CN: La ricerca di Lito Kattou è da sempre influenzata dal contesto naturale dell’isola natale, Cipro, quanto dal complesso contesto politico e sociale internazionale e dalla storia del suo paese. Mitologie, racconti, reperti archeologici e antichità tipiche dei luoghi in cui è cresciuta hanno senz’altro influenzato la sua pratica, inserendosi tuttavia in una visione più ampia e organica che riflette in modo trasversale sulla stratificazione e coesione di realtà e identità diverse. In questa specifica occasione, oltre alla presenza di alcuni fiori di cardo e di acanto che lei stessa raccoglie nell’area Mediterranea e tratta con il procedimento dell’elettroformatura e che appaiono spesso nelle sue sculture, l’artista allude, attraverso l’uso di alcuni cestini, anch’essi trattati con la tecnica dell’elettroformatura, alla tradizione di canestraie del suo paese, una comunità di donne abilissime nell’arte dell’intreccio che durante l’epoca della dominazione inglese su Cipro contribuì a rendere la zona di Mesoy (al tempo un area rurale situata a Ovest del paese), un importante centro per il commercio sfruttato dai coloni a loro vantaggio.

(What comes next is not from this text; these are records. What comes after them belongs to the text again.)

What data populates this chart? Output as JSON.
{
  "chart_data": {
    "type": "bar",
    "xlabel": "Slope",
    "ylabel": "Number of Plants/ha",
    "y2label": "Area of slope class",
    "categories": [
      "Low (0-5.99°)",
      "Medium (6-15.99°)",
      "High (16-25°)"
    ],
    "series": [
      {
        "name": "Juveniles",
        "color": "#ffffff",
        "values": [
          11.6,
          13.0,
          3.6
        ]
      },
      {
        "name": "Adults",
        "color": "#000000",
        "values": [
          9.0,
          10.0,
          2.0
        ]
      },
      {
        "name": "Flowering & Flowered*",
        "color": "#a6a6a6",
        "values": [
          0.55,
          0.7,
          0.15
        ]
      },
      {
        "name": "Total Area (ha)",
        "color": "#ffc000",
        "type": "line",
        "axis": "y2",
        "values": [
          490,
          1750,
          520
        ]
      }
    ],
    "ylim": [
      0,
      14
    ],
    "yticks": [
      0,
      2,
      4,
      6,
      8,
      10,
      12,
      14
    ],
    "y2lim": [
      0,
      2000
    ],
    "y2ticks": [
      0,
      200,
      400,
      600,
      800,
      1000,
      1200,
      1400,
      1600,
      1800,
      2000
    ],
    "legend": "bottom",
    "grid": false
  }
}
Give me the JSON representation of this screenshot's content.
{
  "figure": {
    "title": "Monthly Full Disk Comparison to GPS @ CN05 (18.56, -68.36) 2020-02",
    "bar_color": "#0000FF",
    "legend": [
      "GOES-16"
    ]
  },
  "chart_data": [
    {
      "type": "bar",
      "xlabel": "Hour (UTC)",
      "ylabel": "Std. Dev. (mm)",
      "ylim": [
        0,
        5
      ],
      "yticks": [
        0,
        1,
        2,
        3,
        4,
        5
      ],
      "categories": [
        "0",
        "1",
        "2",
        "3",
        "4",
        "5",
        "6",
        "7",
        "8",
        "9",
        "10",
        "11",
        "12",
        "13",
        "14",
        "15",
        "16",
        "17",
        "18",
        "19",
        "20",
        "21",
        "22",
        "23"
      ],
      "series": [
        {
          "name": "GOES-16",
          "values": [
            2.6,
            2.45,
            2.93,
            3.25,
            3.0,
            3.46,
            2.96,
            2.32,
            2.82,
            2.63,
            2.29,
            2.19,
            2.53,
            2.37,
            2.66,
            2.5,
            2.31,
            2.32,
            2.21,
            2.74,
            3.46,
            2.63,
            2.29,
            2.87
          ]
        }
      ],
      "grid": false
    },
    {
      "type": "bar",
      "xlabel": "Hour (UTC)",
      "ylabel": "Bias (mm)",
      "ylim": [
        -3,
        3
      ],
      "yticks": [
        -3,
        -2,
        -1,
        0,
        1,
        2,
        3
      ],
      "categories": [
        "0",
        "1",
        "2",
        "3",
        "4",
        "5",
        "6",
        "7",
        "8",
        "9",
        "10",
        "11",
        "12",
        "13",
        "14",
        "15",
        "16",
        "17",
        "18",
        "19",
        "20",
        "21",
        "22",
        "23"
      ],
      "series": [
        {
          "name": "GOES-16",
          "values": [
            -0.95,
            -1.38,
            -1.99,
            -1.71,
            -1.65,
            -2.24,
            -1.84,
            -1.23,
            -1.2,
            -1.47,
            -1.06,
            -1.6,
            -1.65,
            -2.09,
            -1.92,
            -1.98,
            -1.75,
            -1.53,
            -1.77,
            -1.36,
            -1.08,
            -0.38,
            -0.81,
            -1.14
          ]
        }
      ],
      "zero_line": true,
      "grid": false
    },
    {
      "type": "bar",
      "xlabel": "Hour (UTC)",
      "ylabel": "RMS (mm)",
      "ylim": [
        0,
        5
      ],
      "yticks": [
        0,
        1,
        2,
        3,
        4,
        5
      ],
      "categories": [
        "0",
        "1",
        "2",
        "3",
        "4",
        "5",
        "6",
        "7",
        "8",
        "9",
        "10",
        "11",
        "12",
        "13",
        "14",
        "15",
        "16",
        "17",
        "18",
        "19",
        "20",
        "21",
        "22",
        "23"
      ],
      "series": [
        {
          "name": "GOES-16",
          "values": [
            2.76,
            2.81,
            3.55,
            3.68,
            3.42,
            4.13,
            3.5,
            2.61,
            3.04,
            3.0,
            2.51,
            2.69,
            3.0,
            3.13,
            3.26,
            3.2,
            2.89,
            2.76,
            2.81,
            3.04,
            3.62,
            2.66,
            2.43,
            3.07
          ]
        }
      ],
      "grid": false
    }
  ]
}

EB: Oltre allo spazio della Fondazione Pomodoro, l’artista espone un’opera alla Fondazione ICA. Che legame c’è tra le due fondazioni? Come si concretizza la collaborazione?
CN: Una delle sculture di Kattou, Whisperer V, è esposta sulla facciata di Fondazione ICA Milano. L’opera, che riprende coerentemente l’estetica e le simbologie delle altre quattro allestite negli spazi di Fondazione Pomodoro, è un ponte tra le due fondazioni e un simbolo della collaborazione tra istituzioni culturali e artistiche della città di Milano. Sia Fondazione Pomodoro che Fondazione ICA Milano infatti credono profondamente nella sinergia e collaboratività tra istituzioni culturali e artistiche, condividendo una mission culturale volta ad avvicinare nuovi pubblici e ad ampliare il proprio raggio di azione attraverso rinnovati contesti e direzioni inedite anche grazie alla ricerca e collaborazione le nuove generazioni di artisti.

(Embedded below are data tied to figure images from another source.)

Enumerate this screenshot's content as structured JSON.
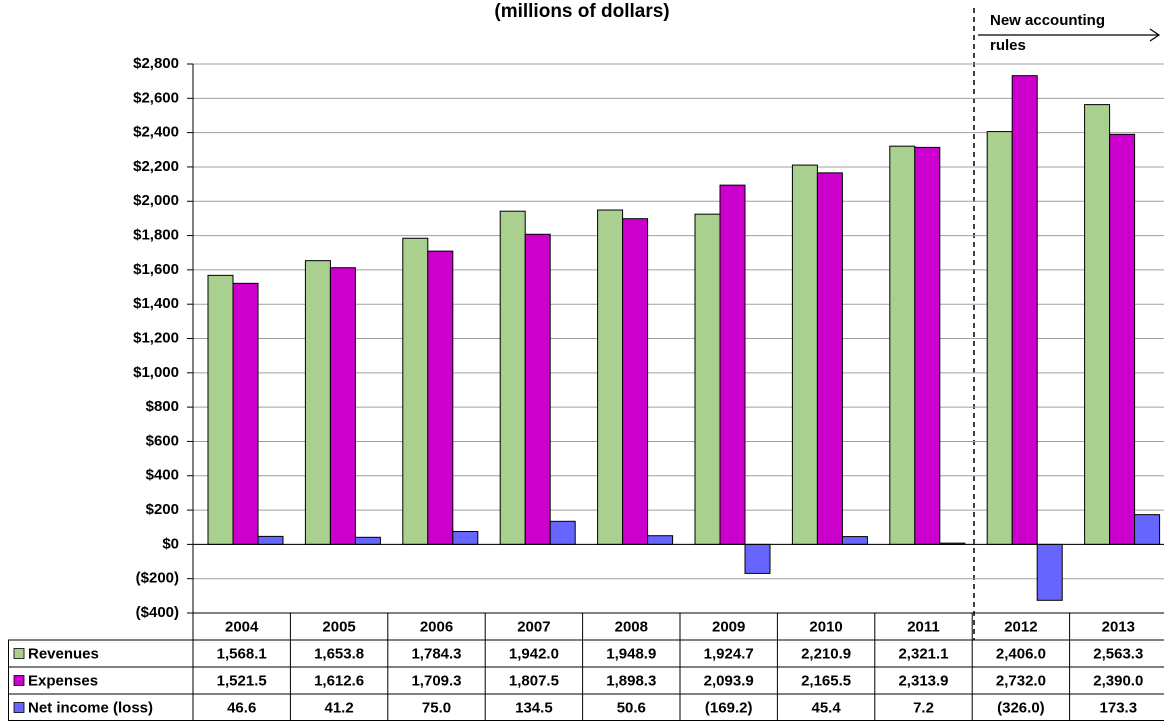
{
  "chart_data": {
    "type": "bar",
    "title": "(millions of dollars)",
    "annotation": "New accounting rules",
    "categories": [
      "2004",
      "2005",
      "2006",
      "2007",
      "2008",
      "2009",
      "2010",
      "2011",
      "2012",
      "2013"
    ],
    "series": [
      {
        "name": "Revenues",
        "color": "#a9d08e",
        "values": [
          1568.1,
          1653.8,
          1784.3,
          1942.0,
          1948.9,
          1924.7,
          2210.9,
          2321.1,
          2406.0,
          2563.3
        ],
        "value_labels": [
          "1,568.1",
          "1,653.8",
          "1,784.3",
          "1,942.0",
          "1,948.9",
          "1,924.7",
          "2,210.9",
          "2,321.1",
          "2,406.0",
          "2,563.3"
        ]
      },
      {
        "name": "Expenses",
        "color": "#cc00cc",
        "values": [
          1521.5,
          1612.6,
          1709.3,
          1807.5,
          1898.3,
          2093.9,
          2165.5,
          2313.9,
          2732.0,
          2390.0
        ],
        "value_labels": [
          "1,521.5",
          "1,612.6",
          "1,709.3",
          "1,807.5",
          "1,898.3",
          "2,093.9",
          "2,165.5",
          "2,313.9",
          "2,732.0",
          "2,390.0"
        ]
      },
      {
        "name": "Net income (loss)",
        "color": "#6666ff",
        "values": [
          46.6,
          41.2,
          75.0,
          134.5,
          50.6,
          -169.2,
          45.4,
          7.2,
          -326.0,
          173.3
        ],
        "value_labels": [
          "46.6",
          "41.2",
          "75.0",
          "134.5",
          "50.6",
          "(169.2)",
          "45.4",
          "7.2",
          "(326.0)",
          "173.3"
        ]
      }
    ],
    "ylim": [
      -400,
      2800
    ],
    "yticks": [
      {
        "value": -400,
        "label": "($400)"
      },
      {
        "value": -200,
        "label": "($200)"
      },
      {
        "value": 0,
        "label": "$0"
      },
      {
        "value": 200,
        "label": "$200"
      },
      {
        "value": 400,
        "label": "$400"
      },
      {
        "value": 600,
        "label": "$600"
      },
      {
        "value": 800,
        "label": "$800"
      },
      {
        "value": 1000,
        "label": "$1,000"
      },
      {
        "value": 1200,
        "label": "$1,200"
      },
      {
        "value": 1400,
        "label": "$1,400"
      },
      {
        "value": 1600,
        "label": "$1,600"
      },
      {
        "value": 1800,
        "label": "$1,800"
      },
      {
        "value": 2000,
        "label": "$2,000"
      },
      {
        "value": 2200,
        "label": "$2,200"
      },
      {
        "value": 2400,
        "label": "$2,400"
      },
      {
        "value": 2600,
        "label": "$2,600"
      },
      {
        "value": 2800,
        "label": "$2,800"
      }
    ],
    "grid": true
  }
}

EB: Nei progetti degli anni scorsi ospitati e promossi dalla Fondazione Pomodoro, si accentuava un possibile legame tra la ricerca di Arnaldo Pomodoro e le giovani generazioni di artisti. Idealmente, potremmo tracciare delle analogie tra la ricerca della Kattou e Pomodoro?
CN: La mostra segna sicuramente un ulteriore tassello nell’organicità della produzione di Kattou, che trova inoltre a livello formale un importante elemento di connessione con il lavoro di Arnaldo Pomodoro proprio nell’attenzione posta da entrambi alla superficie scultorea, all’epidermide dell’opera stessa. La mostra di Kattou, e in generale la ricerca che caratterizza il programma Corpo Celeste, si riconnette ad alcune delle tematiche affrontate dell’Open Studio #2 della Fondazione Pomodoro, in particolare la negazione e la sperimentazione, elementi che hanno caratterizzato la pratica di Arnaldo Pomodoro durante gli anni trascorsi a Berkeley (dal ’67 al ’70) in qualità di docente. L’esperienza artistica di Pomodoro in quella cornice temporale avvenne in un contesto estremamente fervido, nel quale iniziavano a diffondersi e imporsi con forza la lotta femminista, le grandi manifestazioni contro la discriminazione raziale e i contro i conflitti armati; tematiche ancora oggi urgenti e irrisolte.